The multiracial, 10-person panel of academics, City Council members, arts people and community members appointed by Mayor Levar M. Stoney had a real opportunity to move Richmond from under the pall cast by the grandiose Monument Avenue statues that grossly honor racist, white supremacists who turned against the U.S. government and spilled the blood of thousands in order to keep black people in human bondage.

But the commission blew it.

Instead of recommending the Confederate statues’ removal, the commission kowtowed to bigoted interests that have proven once again that they still have a stranglehold on this city.

In short, the commission’s report issued July 2 recommends that of the five towering statues along Monument Avenue, only that of Jefferson Davis, the president of the Confederate States of America, be removed. 

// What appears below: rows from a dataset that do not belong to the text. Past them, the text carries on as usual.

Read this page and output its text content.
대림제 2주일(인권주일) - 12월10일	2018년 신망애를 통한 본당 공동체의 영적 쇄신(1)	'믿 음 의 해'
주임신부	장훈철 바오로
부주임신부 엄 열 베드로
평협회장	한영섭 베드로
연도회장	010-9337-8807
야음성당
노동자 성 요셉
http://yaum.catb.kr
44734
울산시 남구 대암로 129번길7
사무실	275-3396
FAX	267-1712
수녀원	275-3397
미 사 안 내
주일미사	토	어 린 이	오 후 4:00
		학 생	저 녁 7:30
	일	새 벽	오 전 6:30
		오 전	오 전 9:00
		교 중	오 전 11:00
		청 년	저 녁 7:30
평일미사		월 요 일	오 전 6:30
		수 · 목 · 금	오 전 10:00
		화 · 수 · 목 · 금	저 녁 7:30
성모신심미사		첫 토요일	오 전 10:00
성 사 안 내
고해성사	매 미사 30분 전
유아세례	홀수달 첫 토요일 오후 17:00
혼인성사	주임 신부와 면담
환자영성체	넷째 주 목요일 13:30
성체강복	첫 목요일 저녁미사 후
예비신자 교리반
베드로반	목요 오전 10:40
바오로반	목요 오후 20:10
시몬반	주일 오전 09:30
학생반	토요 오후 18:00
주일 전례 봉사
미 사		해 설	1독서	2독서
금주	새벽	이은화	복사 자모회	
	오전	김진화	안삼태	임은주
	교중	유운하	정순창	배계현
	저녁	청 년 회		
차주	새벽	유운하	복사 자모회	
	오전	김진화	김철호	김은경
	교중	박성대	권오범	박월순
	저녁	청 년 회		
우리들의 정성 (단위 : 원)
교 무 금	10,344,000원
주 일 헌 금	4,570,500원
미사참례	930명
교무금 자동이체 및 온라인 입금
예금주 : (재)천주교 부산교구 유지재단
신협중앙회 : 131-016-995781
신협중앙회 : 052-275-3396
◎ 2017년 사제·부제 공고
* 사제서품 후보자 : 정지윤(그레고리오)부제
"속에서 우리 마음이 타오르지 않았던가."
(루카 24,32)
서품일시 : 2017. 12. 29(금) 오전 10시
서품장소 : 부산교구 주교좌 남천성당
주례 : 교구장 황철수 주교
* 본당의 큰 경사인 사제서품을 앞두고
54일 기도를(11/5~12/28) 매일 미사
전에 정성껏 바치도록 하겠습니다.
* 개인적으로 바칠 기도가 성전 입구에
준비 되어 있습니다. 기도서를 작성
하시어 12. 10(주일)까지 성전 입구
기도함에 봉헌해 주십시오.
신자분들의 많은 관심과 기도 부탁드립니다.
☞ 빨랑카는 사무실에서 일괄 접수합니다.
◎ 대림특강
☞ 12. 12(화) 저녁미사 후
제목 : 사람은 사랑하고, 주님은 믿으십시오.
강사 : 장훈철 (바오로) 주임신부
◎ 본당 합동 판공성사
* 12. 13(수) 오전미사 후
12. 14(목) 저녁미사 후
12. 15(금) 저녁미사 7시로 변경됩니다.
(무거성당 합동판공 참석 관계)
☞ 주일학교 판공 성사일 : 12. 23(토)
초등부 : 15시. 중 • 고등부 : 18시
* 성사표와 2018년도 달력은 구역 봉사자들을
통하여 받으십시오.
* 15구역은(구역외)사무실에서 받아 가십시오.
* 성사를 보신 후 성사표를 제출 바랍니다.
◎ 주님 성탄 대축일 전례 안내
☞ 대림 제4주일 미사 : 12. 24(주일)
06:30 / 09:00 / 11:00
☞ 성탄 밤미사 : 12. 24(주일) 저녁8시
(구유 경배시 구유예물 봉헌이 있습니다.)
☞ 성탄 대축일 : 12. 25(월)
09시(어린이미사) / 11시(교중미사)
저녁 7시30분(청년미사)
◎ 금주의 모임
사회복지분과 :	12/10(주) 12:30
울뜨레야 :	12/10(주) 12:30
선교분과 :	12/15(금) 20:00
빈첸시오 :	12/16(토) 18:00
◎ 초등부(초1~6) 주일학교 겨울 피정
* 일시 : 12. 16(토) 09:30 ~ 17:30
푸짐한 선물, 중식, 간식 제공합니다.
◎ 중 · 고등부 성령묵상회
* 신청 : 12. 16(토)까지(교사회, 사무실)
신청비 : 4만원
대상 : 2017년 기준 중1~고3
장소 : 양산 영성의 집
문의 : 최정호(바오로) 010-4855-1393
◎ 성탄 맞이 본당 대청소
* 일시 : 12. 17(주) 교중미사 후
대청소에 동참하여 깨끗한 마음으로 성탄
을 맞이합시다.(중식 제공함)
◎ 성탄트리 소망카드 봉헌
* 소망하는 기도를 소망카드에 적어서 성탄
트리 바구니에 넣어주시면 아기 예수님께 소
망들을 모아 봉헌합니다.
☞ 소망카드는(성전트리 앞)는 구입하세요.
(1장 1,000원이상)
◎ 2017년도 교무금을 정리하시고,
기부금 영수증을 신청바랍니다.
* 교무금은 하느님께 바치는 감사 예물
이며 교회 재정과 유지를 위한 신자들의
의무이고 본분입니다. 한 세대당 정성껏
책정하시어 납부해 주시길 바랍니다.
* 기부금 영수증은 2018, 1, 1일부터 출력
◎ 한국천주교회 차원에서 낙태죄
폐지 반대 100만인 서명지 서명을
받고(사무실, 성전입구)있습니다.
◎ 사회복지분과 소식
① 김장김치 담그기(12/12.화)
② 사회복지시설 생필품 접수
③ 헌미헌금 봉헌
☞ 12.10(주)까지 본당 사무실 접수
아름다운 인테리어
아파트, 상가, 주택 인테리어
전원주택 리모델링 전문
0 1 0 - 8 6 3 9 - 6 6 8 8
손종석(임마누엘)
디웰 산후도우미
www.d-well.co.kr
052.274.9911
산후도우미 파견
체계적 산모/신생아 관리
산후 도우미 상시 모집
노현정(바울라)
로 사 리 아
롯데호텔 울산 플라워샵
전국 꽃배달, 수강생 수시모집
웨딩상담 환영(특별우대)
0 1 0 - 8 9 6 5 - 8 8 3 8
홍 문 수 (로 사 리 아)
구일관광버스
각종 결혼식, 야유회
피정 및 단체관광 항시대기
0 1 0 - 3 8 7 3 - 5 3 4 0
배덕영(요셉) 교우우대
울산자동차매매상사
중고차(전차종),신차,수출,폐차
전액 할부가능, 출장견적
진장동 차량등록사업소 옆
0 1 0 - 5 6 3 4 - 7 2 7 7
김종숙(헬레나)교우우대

Their rationale: “Of all the statues, this one is most unabashedly Lost Cause in its design and sentiment. Davis was not from Richmond or Virginia.” 

We don’t care where Confederates Jefferson Davis, Robert E. Lee, Stonewall Jackson, J.E.B. Stuart and Matthew Fontaine Maury are from. All of the statues, which started going up in the decades after Reconstruction, were designed to intimidate freed people of color and to remind them of their subservience and inferior place in Richmond and the South that continued to deny their basic human rights under the laws of Jim Crow.

Even while acknowledging that the statues continue to serve as symbols for white supremacists and their violent and bloody rallies, such as the nation sadly observed during last summer’s deadly rally in Charlottesville, the Monument Avenue Commission hides behind the hooped skirts of history and education and recommended that signs be added to put the statues in context.

Unbelievable.

There is no amount of signage, or words or mobile apps or tourism videos to run on the city website and in hotel rooms — yes, all recommendations of the commission — that can balance, blot out or absolve the centuries of pain and injustice brought by the people, ideas and institutions of slavery and Jim Crow that these monstrosities represent.

Nor can adding a statue to the bravery of the U.S. Colored Troops who fought during the Civil War to free black people from slavery — yet another recommendation of the commission — rid us of the terrible reminder the remaining statues present.

It is not complicated. If Richmond is to move forward, the statues must go.

We call on Mayor Stoney, the Richmond Planning Commission and City Council to take the bold and right-minded action commission members were too meek to recommend: Take all of the statues down.

Unlike the commission, we are not concerned about whether a museum has the financial or spatial ability to accept such large statues should they be removed. We believe neo-Confederates and history lovers will pony up what is needed to move the statues to a museum, battlefield, Confederate cemetery or someone’s backyard that would be a more appropriate place from which to revere the past.

We remain focused on Richmond’s future and what we want our children, grandchildren, tourists, new corporations and residents and future generations to see, feel and understand when they drive or stroll down Monument Avenue. And that is a row of statues that publicly honor the honorable, not a sordid Lost Cause.